The NovaSky research team from the Sky Computing Lab at UC Berkeley has introduced a new prototype model, Sky-T1-32B-Preview, which is able to compete with early versions of OpenAI on key benchmarks. This is the first truly open understanding model that can be reproduced from scratch, as the team has shared the training data and the necessary code. Impressively, training Sky-T1-32B-Preview cost less than $450. For comparison, models of similar performance recently cost millions of dollars.

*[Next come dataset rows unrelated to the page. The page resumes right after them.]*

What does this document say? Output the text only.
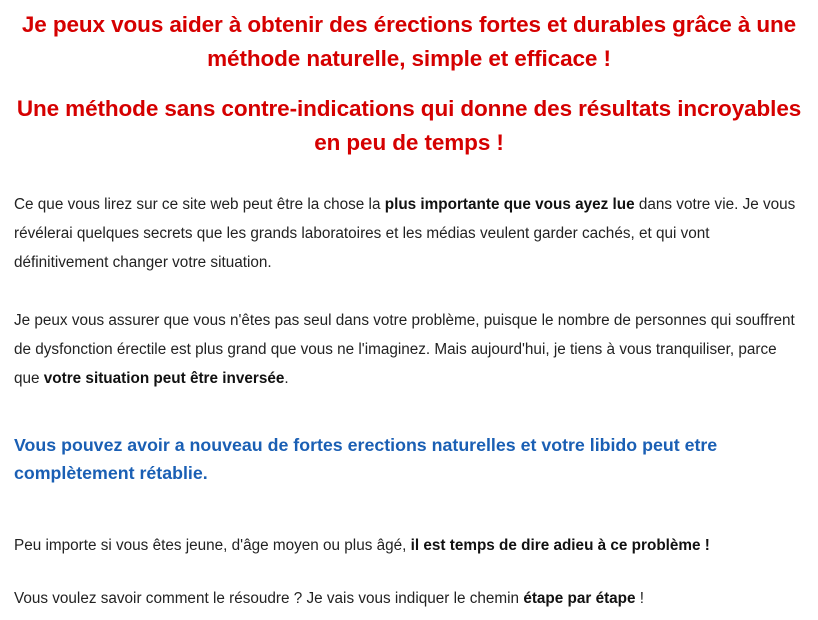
Je peux vous aider à obtenir des érections fortes et durables grâce à une méthode naturelle, simple et efficace !
Une méthode sans contre-indications qui donne des résultats incroyables en peu de temps !

Ce que vous lirez sur ce site web peut être la chose la plus importante que vous ayez lue dans votre vie. Je vous révélerai quelques secrets que les grands laboratoires et les médias veulent garder cachés, et qui vont définitivement changer votre situation.

Je peux vous assurer que vous n'êtes pas seul dans votre problème, puisque le nombre de personnes qui souffrent de dysfonction érectile est plus grand que vous ne l'imaginez. Mais aujourd'hui, je tiens à vous tranquiliser, parce que votre situation peut être inversée.

Vous pouvez avoir a nouveau de fortes erections naturelles et votre libido peut etre complètement rétablie.

Peu importe si vous êtes jeune, d'âge moyen ou plus âgé, il est temps de dire adieu à ce problème !

Vous voulez savoir comment le résoudre ? Je vais vous indiquer le chemin étape par étape !
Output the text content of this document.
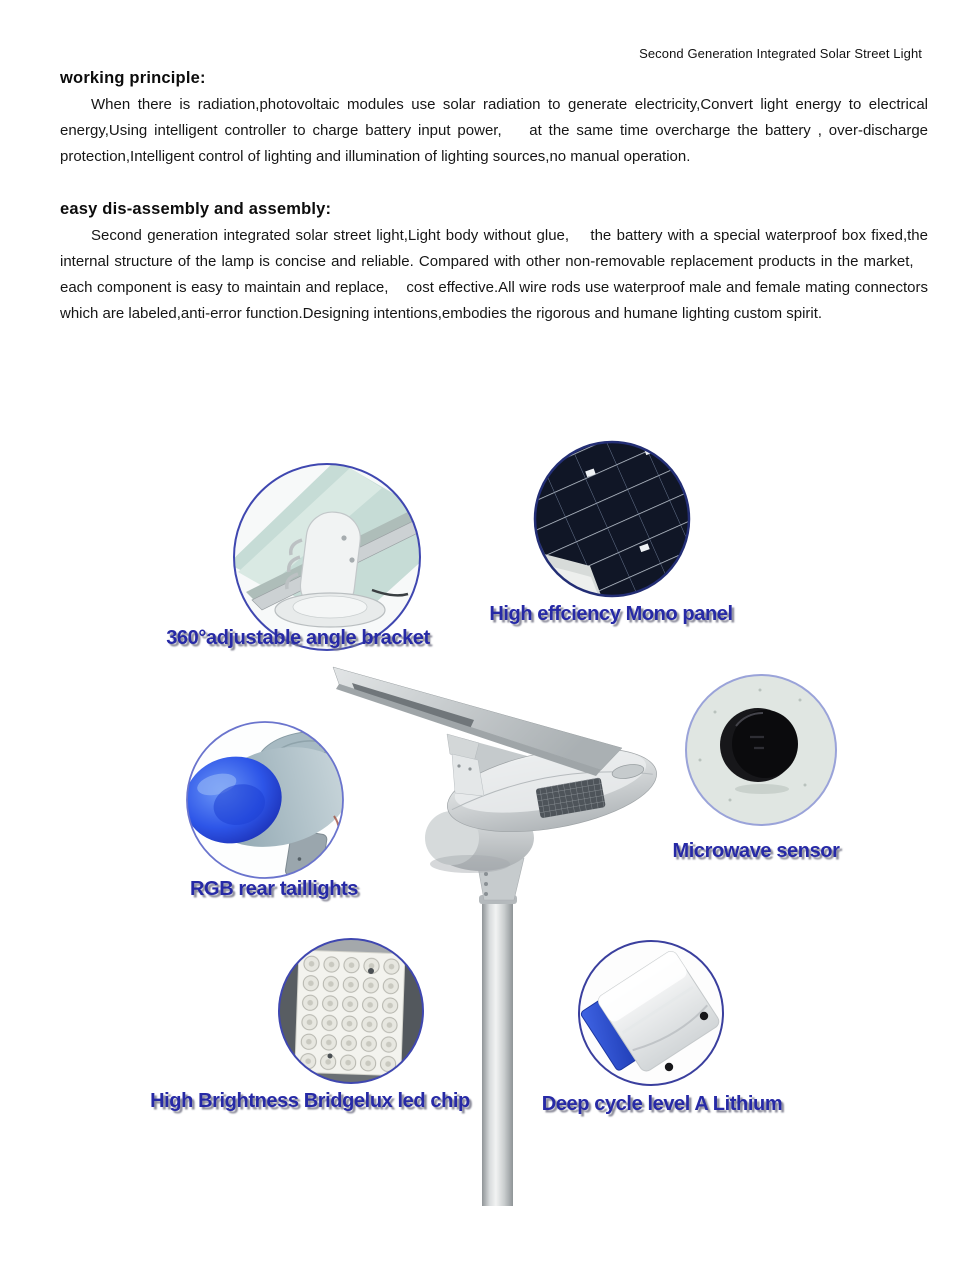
Second Generation Integrated Solar Street Light
working principle:

When there is radiation,photovoltaic modules use solar radiation to generate electricity,Convert light energy to electrical energy,Using intelligent controller to charge battery input power,    at the same time overcharge the battery , over-discharge protection,Intelligent control of lighting and illumination of lighting sources,no manual operation.

easy dis-assembly and assembly:

Second generation integrated solar street light,Light body without glue,    the battery with a special waterproof box fixed,the internal structure of the lamp is concise and reliable. Compared with other non-removable replacement products in the market,    each component is easy to maintain and replace,    cost effective.All wire rods use waterproof male and female mating connectors which are labeled,anti-error function.Designing intentions,embodies the rigorous and humane lighting custom spirit.

360°adjustable angle bracket
High effciency Mono panel
RGB rear taillights
Microwave sensor
High Brightness Bridgelux led chip	Deep cycle level A Lithium
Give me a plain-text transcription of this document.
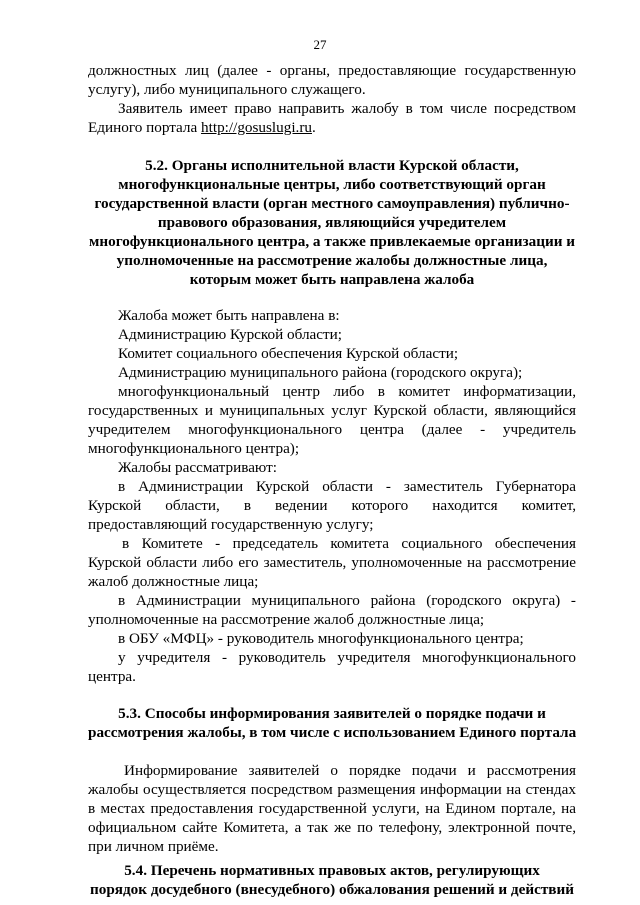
27
должностных лиц (далее - органы, предоставляющие государственную
услугу), либо муниципального служащего.
Заявитель имеет право направить жалобу в том числе посредством
Единого портала http://gosuslugi.ru.
5.2. Органы исполнительной власти Курской области,
многофункциональные центры, либо соответствующий орган
государственной власти (орган местного самоуправления) публично-
правового образования, являющийся учредителем
многофункционального центра, а также привлекаемые организации и
уполномоченные на рассмотрение жалобы должностные лица,
которым может быть направлена жалоба
Жалоба может быть направлена в:
Администрацию Курской области;
Комитет социального обеспечения Курской области;
Администрацию муниципального района (городского округа);
многофункциональный центр либо в комитет информатизации,
государственных и муниципальных услуг Курской области, являющийся
учредителем многофункционального центра (далее - учредитель
многофункционального центра);
Жалобы рассматривают:
в Администрации Курской области - заместитель Губернатора
Курской области, в ведении которого находится комитет,
предоставляющий государственную услугу;
в Комитете - председатель комитета социального обеспечения
Курской области либо его заместитель, уполномоченные на рассмотрение
жалоб должностные лица;
в Администрации муниципального района (городского округа) -
уполномоченные на рассмотрение жалоб должностные лица;
в ОБУ «МФЦ» - руководитель многофункционального центра;
у учредителя - руководитель учредителя многофункционального
центра.
5.3. Способы информирования заявителей о порядке подачи и
рассмотрения жалобы, в том числе с использованием Единого портала
Информирование заявителей о порядке подачи и рассмотрения
жалобы осуществляется посредством размещения информации на стендах
в местах предоставления государственной услуги, на Едином портале, на
официальном сайте Комитета, а так же по телефону, электронной почте,
при личном приёме.
5.4. Перечень нормативных правовых актов, регулирующих
порядок досудебного (внесудебного) обжалования решений и действий
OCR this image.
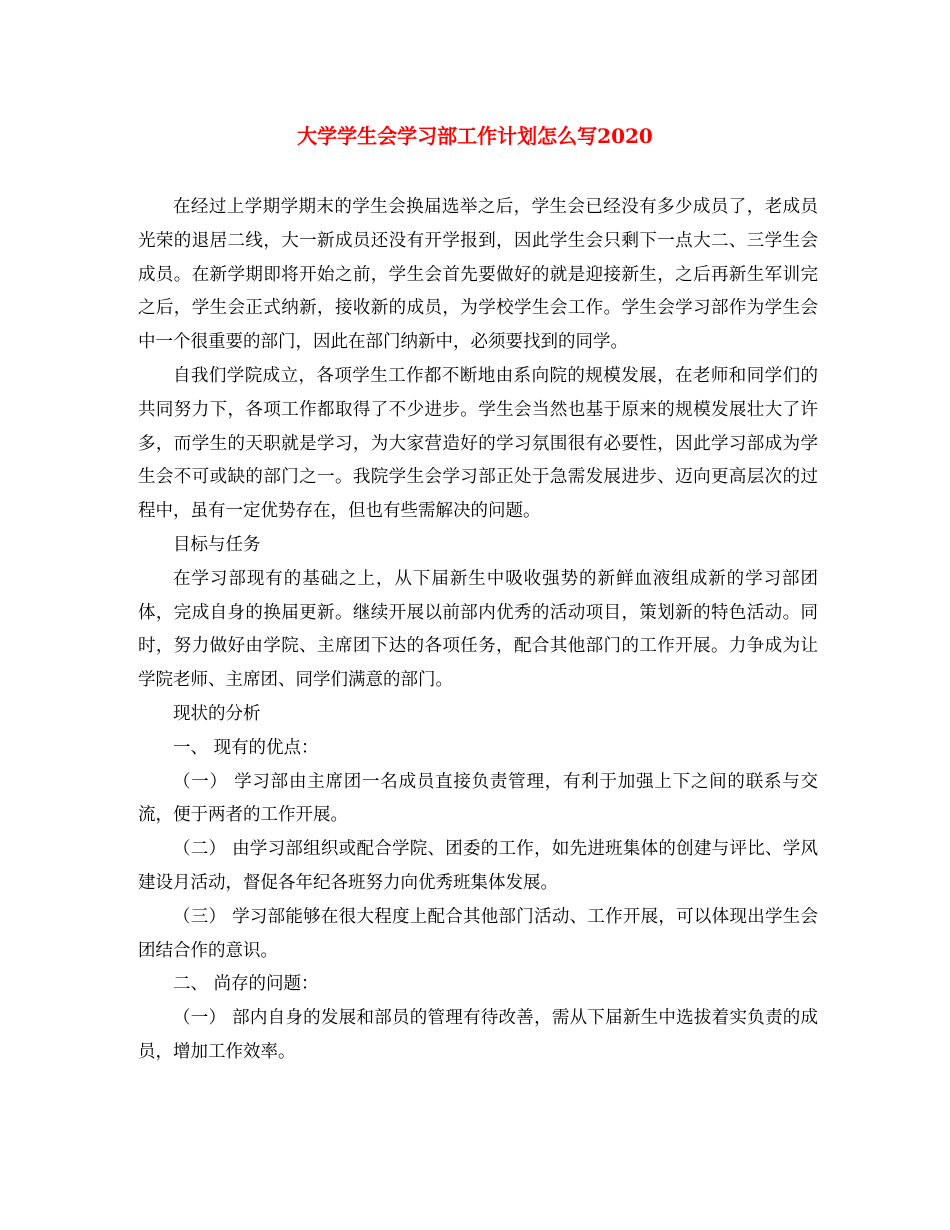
大学学生会学习部工作计划怎么写2020

在经过上学期学期末的学生会换届选举之后，学生会已经没有多少成员了，老成员光荣的退居二线，大一新成员还没有开学报到，因此学生会只剩下一点大二、三学生会成员。在新学期即将开始之前，学生会首先要做好的就是迎接新生，之后再新生军训完之后，学生会正式纳新，接收新的成员，为学校学生会工作。学生会学习部作为学生会中一个很重要的部门，因此在部门纳新中，必须要找到的同学。

自我们学院成立，各项学生工作都不断地由系向院的规模发展，在老师和同学们的共同努力下，各项工作都取得了不少进步。学生会当然也基于原来的规模发展壮大了许多，而学生的天职就是学习，为大家营造好的学习氛围很有必要性，因此学习部成为学生会不可或缺的部门之一。我院学生会学习部正处于急需发展进步、迈向更高层次的过程中，虽有一定优势存在，但也有些需解决的问题。

目标与任务

在学习部现有的基础之上，从下届新生中吸收强势的新鲜血液组成新的学习部团体，完成自身的换届更新。继续开展以前部内优秀的活动项目，策划新的特色活动。同时，努力做好由学院、主席团下达的各项任务，配合其他部门的工作开展。力争成为让学院老师、主席团、同学们满意的部门。

现状的分析

一、 现有的优点：

（一） 学习部由主席团一名成员直接负责管理，有利于加强上下之间的联系与交流，便于两者的工作开展。

（二） 由学习部组织或配合学院、团委的工作，如先进班集体的创建与评比、学风建设月活动，督促各年纪各班努力向优秀班集体发展。

（三） 学习部能够在很大程度上配合其他部门活动、工作开展，可以体现出学生会团结合作的意识。

二、 尚存的问题：

（一） 部内自身的发展和部员的管理有待改善，需从下届新生中选拔着实负责的成员，增加工作效率。
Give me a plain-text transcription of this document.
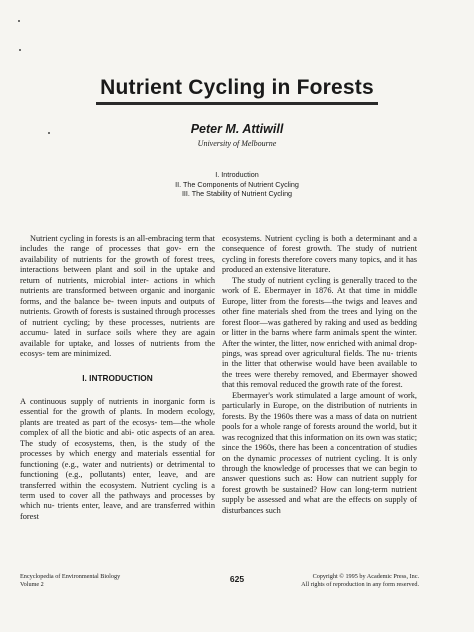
Nutrient Cycling in Forests
Peter M. Attiwill
University of Melbourne
I. Introduction
II. The Components of Nutrient Cycling
III. The Stability of Nutrient Cycling

Nutrient cycling in forests is an all-embracing term that includes the range of processes that gov- ern the availability of nutrients for the growth of forest trees, interactions between plant and soil in the uptake and return of nutrients, microbial inter- actions in which nutrients are transformed between organic and inorganic forms, and the balance be- tween inputs and outputs of nutrients. Growth of forests is sustained through processes of nutrient cycling; by these processes, nutrients are accumu- lated in surface soils where they are again available for uptake, and losses of nutrients from the ecosys- tem are minimized.

I. INTRODUCTION

A continuous supply of nutrients in inorganic form is essential for the growth of plants. In modern ecology, plants are treated as part of the ecosys- tem—the whole complex of all the biotic and abi- otic aspects of an area. The study of ecosystems, then, is the study of the processes by which energy and materials essential for functioning (e.g., water and nutrients) or detrimental to functioning (e.g., pollutants) enter, leave, and are transferred within the ecosystem. Nutrient cycling is a term used to cover all the pathways and processes by which nu- trients enter, leave, and are transferred within forest

ecosystems. Nutrient cycling is both a determinant and a consequence of forest growth. The study of nutrient cycling in forests therefore covers many topics, and it has produced an extensive literature.

The study of nutrient cycling is generally traced to the work of E. Ebermayer in 1876. At that time in middle Europe, litter from the forests—the twigs and leaves and other fine materials shed from the trees and lying on the forest floor—was gathered by raking and used as bedding or litter in the barns where farm animals spent the winter. After the winter, the litter, now enriched with animal drop- pings, was spread over agricultural fields. The nu- trients in the litter that otherwise would have been available to the trees were thereby removed, and Ebermayer showed that this removal reduced the growth rate of the forest.

Ebermayer's work stimulated a large amount of work, particularly in Europe, on the distribution of nutrients in forests. By the 1960s there was a mass of data on nutrient pools for a whole range of forests around the world, but it was recognized that this information on its own was static; since the 1960s, there has been a concentration of studies on the dynamic processes of nutrient cycling. It is only through the knowledge of processes that we can begin to answer questions such as: How can nutrient supply for forest growth be sustained? How can long-term nutrient supply be assessed and what are the effects on supply of disturbances such

Encyclopedia of Environmental Biology
Volume 2	625	Copyright © 1995 by Academic Press, Inc.
All rights of reproduction in any form reserved.
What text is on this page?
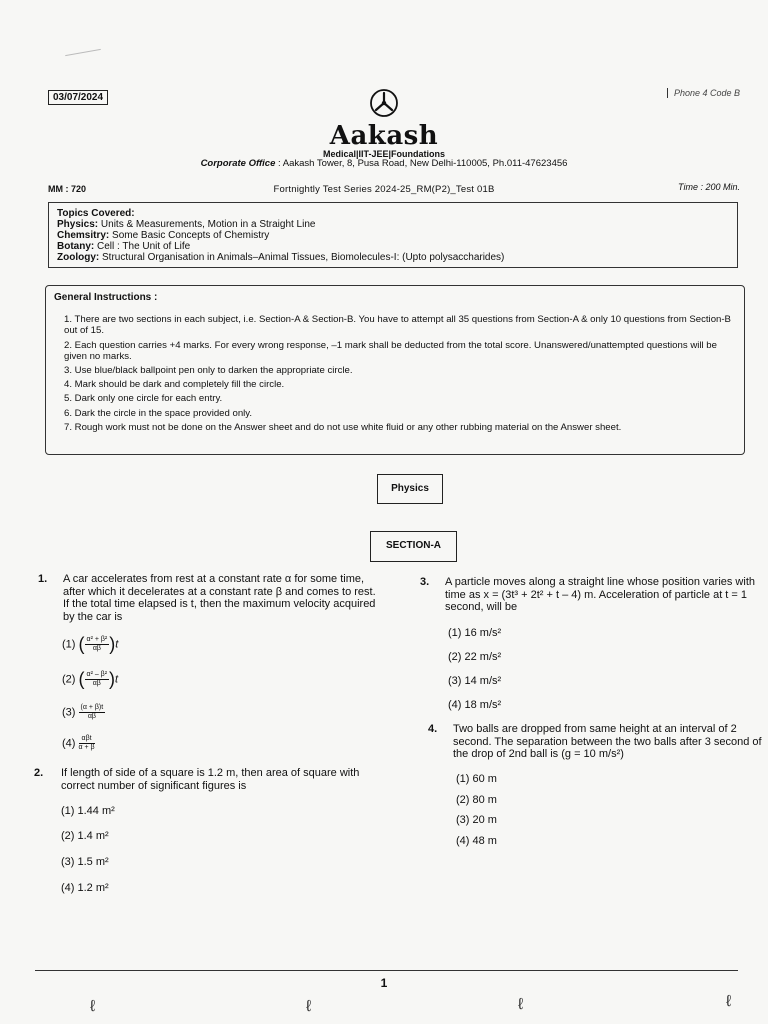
03/07/2024	Phone 4 Code B
Aakash
Medical|IIT-JEE|Foundations
Corporate Office : Aakash Tower, 8, Pusa Road, New Delhi-110005, Ph.011-47623456
MM : 720	Fortnightly Test Series 2024-25_RM(P2)_Test 01B	Time : 200 Min.
Topics Covered:
Physics: Units & Measurements, Motion in a Straight Line
Chemsitry: Some Basic Concepts of Chemistry
Botany: Cell : The Unit of Life
Zoology: Structural Organisation in Animals–Animal Tissues, Biomolecules-I: (Upto polysaccharides)
General Instructions :
1. There are two sections in each subject, i.e. Section-A & Section-B. You have to attempt all 35 questions from Section-A & only 10 questions from Section-B out of 15.
2. Each question carries +4 marks. For every wrong response, –1 mark shall be deducted from the total score. Unanswered/unattempted questions will be given no marks.
3. Use blue/black ballpoint pen only to darken the appropriate circle.
4. Mark should be dark and completely fill the circle.
5. Dark only one circle for each entry.
6. Dark the circle in the space provided only.
7. Rough work must not be done on the Answer sheet and do not use white fluid or any other rubbing material on the Answer sheet.
Physics
SECTION-A
1. A car accelerates from rest at a constant rate α for some time, after which it decelerates at a constant rate β and comes to rest. If the total time elapsed is t, then the maximum velocity acquired by the car is
(1) ( $\frac{\text{α² + β²}}{\alpha\beta} )t$
(2) ( $\frac{\text{α² – β²}}{\alpha\beta} )t$
$(3) \frac{(\alpha + \beta)t}{\alpha\beta}$
$(4) \frac{\text{αβt}}{\alpha + \beta}$
2. If length of side of a square is 1.2 m, then area of square with correct number of significant figures is
(1) 1.44 m²
(2) 1.4 m²
(3) 1.5 m²
(4) 1.2 m²
3. A particle moves along a straight line whose position varies with time as x = (3t³ + 2t² + t – 4) m. Acceleration of particle at t = 1 second, will be
(1) 16 m/s²
(2) 22 m/s²
(3) 14 m/s²
(4) 18 m/s²
4. Two balls are dropped from same height at an interval of 2 second. The separation between the two balls after 3 second of the drop of 2nd ball is (g = 10 m/s²)
(1) 60 m
(2) 80 m
(3) 20 m
(4) 48 m
1
ℓ	ℓ	ℓ	ℓ
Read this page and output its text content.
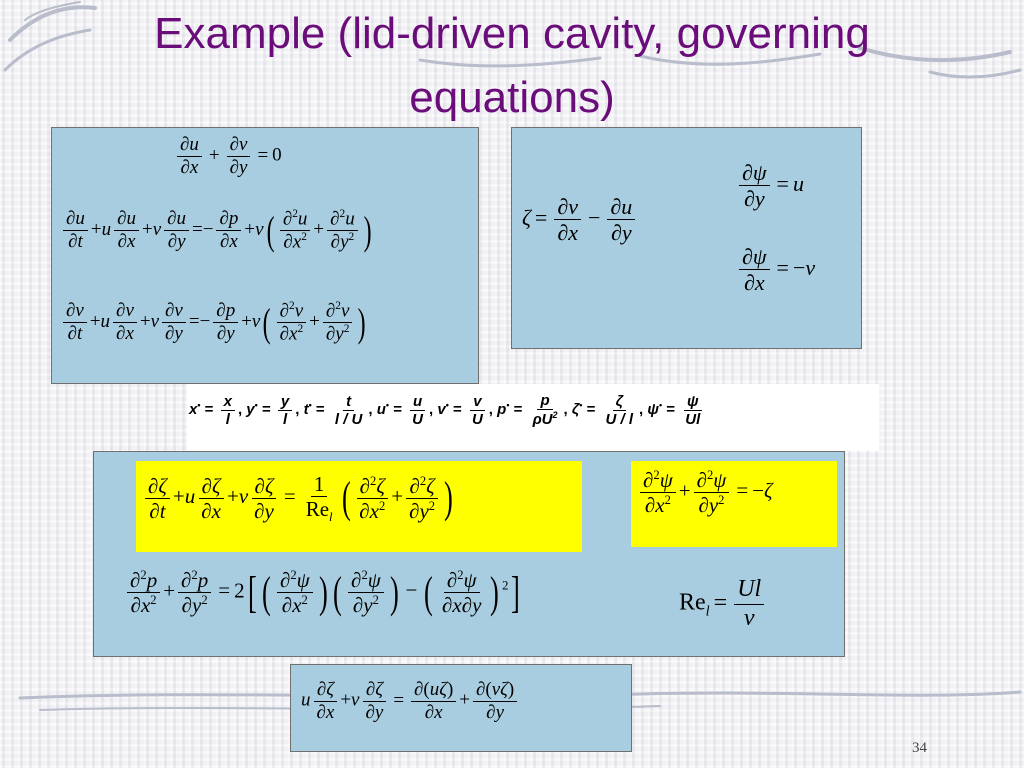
Example (lid-driven cavity, governing
equations)
$\frac{\partial u}{\partial x} + \frac{\partial v}{\partial y} = 0$
$\frac{\partial u}{\partial t} +u \frac{\partial u}{\partial x} +v \frac{\partial u}{\partial y} =- \frac{\partial p}{\partial x} +\nu( \frac{\partial^2u}{\partial x^2} + \frac{\partial^2u}{\partial y^2}$ )
$\frac{\partial v}{\partial t} +u \frac{\partial v}{\partial x} +v \frac{\partial v}{\partial y} =- \frac{\partial p}{\partial y} +\nu( \frac{\partial^2v}{\partial x^2} + \frac{\partial^2v}{\partial y^2}$ )
$\zeta = \frac{\partial v}{\partial x} - \frac{\partial u}{\partial y}$
$\frac{\partial\psi}{\partial y} = u$
$\frac{\partial\psi}{\partial x} = -v$
$x^• = \frac{x}{l}$ , $y^• = \frac{y}{l}$ , $t^• = \frac{t}{l / U}$ , $u^• = \frac{u}{U}$ , $v^• = \frac{v}{U}$ , $p^• = \frac{p}{\rho U^2}$ , $\zeta^• = \frac{\zeta}{U / l}$ , $\psi^• = \frac{\psi}{Ul}$
$\frac{\partial\zeta}{\partial t} +u \frac{\partial\zeta}{\partial x} +v \frac{\partial\zeta}{\partial y}$ =
1
$Re_l$ ( $\frac{\partial^2\zeta}{\partial x^2} + \frac{\partial^2\zeta}{\partial y^2}$ )	$\frac{\partial^2\psi}{\partial x^2} + \frac{\partial^2\psi}{\partial y^2} = -\zeta$
$\frac{\partial^2p}{\partial x^2} + \frac{\partial^2p}{\partial y^2} = 2$[ ( $\frac{\partial^2\psi}{\partial x^2}$ ) ( $\frac{\partial^2\psi}{\partial y^2}$ ) − ( $\frac{\partial^2\psi}{\partial x\partial y}$ ) $^2$]	$Re_l = \frac{Ul}{\nu}$
u $\frac{\partial\zeta}{\partial x} +v \frac{\partial\zeta}{\partial y} = \frac{\partial(u\zeta)}{\partial x} + \frac{\partial(v\zeta)}{\partial y}$
34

Sky-T1 uses synthetic data, which helped reduce costs. This is a model that effectively self-verifies, avoiding typical mistakes. Unlike many AIs, it requires a bit more time to solve tasks, but its solutions are more reliable in fields such as physics, science, and mathematics. NovaSky used the Alibaba QwQ-32B-Preview model to generate the initial data, and then processed it with OpenAI’s GPT-4o-mini.
Sky-T1 has 32 billion parameters and was trained for 19 hours on eight Nvidia H100 GPUs. The model outperformed the early o1 version on the MATH500 and LiveCodeBench tests. At the same time, it lags behind on GPQA-Diamond, which tests knowledge in physics, biology, and chemistry.
NovaSky plans to continue developing open models with advanced understanding capabilities. The team will focus on creating more efficient models that retain strong comprehension skills and on exploring techniques that improve efficiency and accuracy during testing.